[Buildroot] linux: why is vmlinux only available for mips?

Thomas De Schampheleire patrickdepinguin+buildroot at gmail.com
Wed Jul 20 13:38:14 UTC 2011


Hi,

On Fri, Jul 15, 2011 at 2:30 PM, Thomas Petazzoni
<thomas.petazzoni at free-electrons.com> wrote:
> Le Fri, 15 Jul 2011 08:34:34 +0200,
> Thomas De Schampheleire <patrickdepinguin+buildroot at gmail.com> a écrit :
>
>> > The depend statement causes the vmlinux target only to be available
>> > for mips processors.
>> > For powerpc for example, only uImage and zImage are selectable.
>> >
>> > However, I'd like to have vmlinux in the output/images directory.
>> > First of all because I am directly loading this on target, rather than
>> > uImage or zImage.
>
> If vmlinux is useful on powerpc platforms, then it should be added to
> the list of architectures for which vmlinux is proposed.
>
>> In fact I have more problems with this version encoding in the output
>> build/linux-X directory:
>> * I need to get to the vmlinux file (mentioned above)
>
> Just need to add "|| BR2_powerpc" as you suggested.

I'm not sure why you want to restrict this to specific architectures
instead of allowing it for all.
What is wrong with the following?

diff --git a/linux/Config.in b/linux/Config.in
--- a/linux/Config.in
+++ b/linux/Config.in
@@ -131,7 +131,6 @@ config BR2_LINUX_KERNEL_VMLINUX_BIN

 config BR2_LINUX_KERNEL_VMLINUX
 	bool "vmlinux"
-	depends on BR2_mips || BR2_mipsel

 config BR2_LINUX_KERNEL_IMAGE_TARGET_CUSTOM
 	bool "custom target"


It will be up to the user/developer to decide what kind of output he
wants. The linux kernel Makefile will always generate vmlinux. Whether
it is of direct use for a certain architecture is another question.
Most developers will select e.g. uImage for use with U-boot, but some
(like us) may want to do our own transformations on vmlinux to package
it in another way (e.g. with a proprietary bootloader).

>
>> * I need to get to the dtc (device tree compiler) which resides in
>> <linux>/scripts/dtc/dtc
>
> This tool looks like a useful host tool built by the kernel. Maybe we
> should install it in $(HOST_DIR)/usr/bin ?

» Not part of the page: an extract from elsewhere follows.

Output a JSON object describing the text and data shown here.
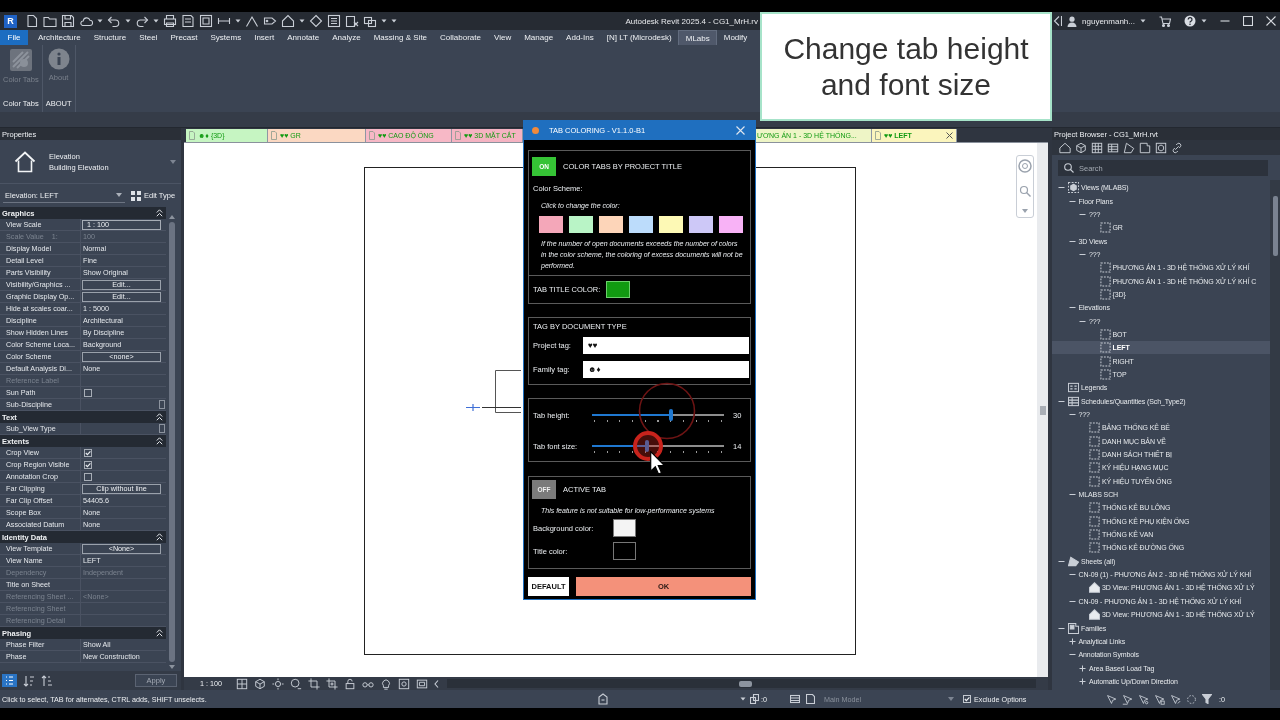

Yes, I agree. How do you do that?

>
>> * I need to be able to compile external kernel modules, so in that
>> Makefile I need to point to the right kernel directory.
>
> Ok. Those could be integrated as Buildroot packages, in which case
> getting access to the Linux source directory is easy.

Good point. I'll have to add Mercurial support in buildroot to get there though.

>
>> If you stick with one kernel version, then you can hardcode it in the
>> relevant scripts and Makefiles. However, when switching to another
>> version, you have to update all of these files.
>> One approach to solve all of this would be to create a symbolic link
>> output/build/linux, pointing to the output/build/linux-X directory
>> corresponding to the actually configured version.
>
> I think I'd prefer something like :
>
> $ make <pkg>-show-srcdir
>
> which would be implemented at the package infrastructure, and which
> would return the source directory of a particular package. This way,
> you can easily ask where a given package source code has been extracted
> by Buildroot.

I like this as well. It's simple and generic.
I'm not sure whether it still is needed after I include the .config though.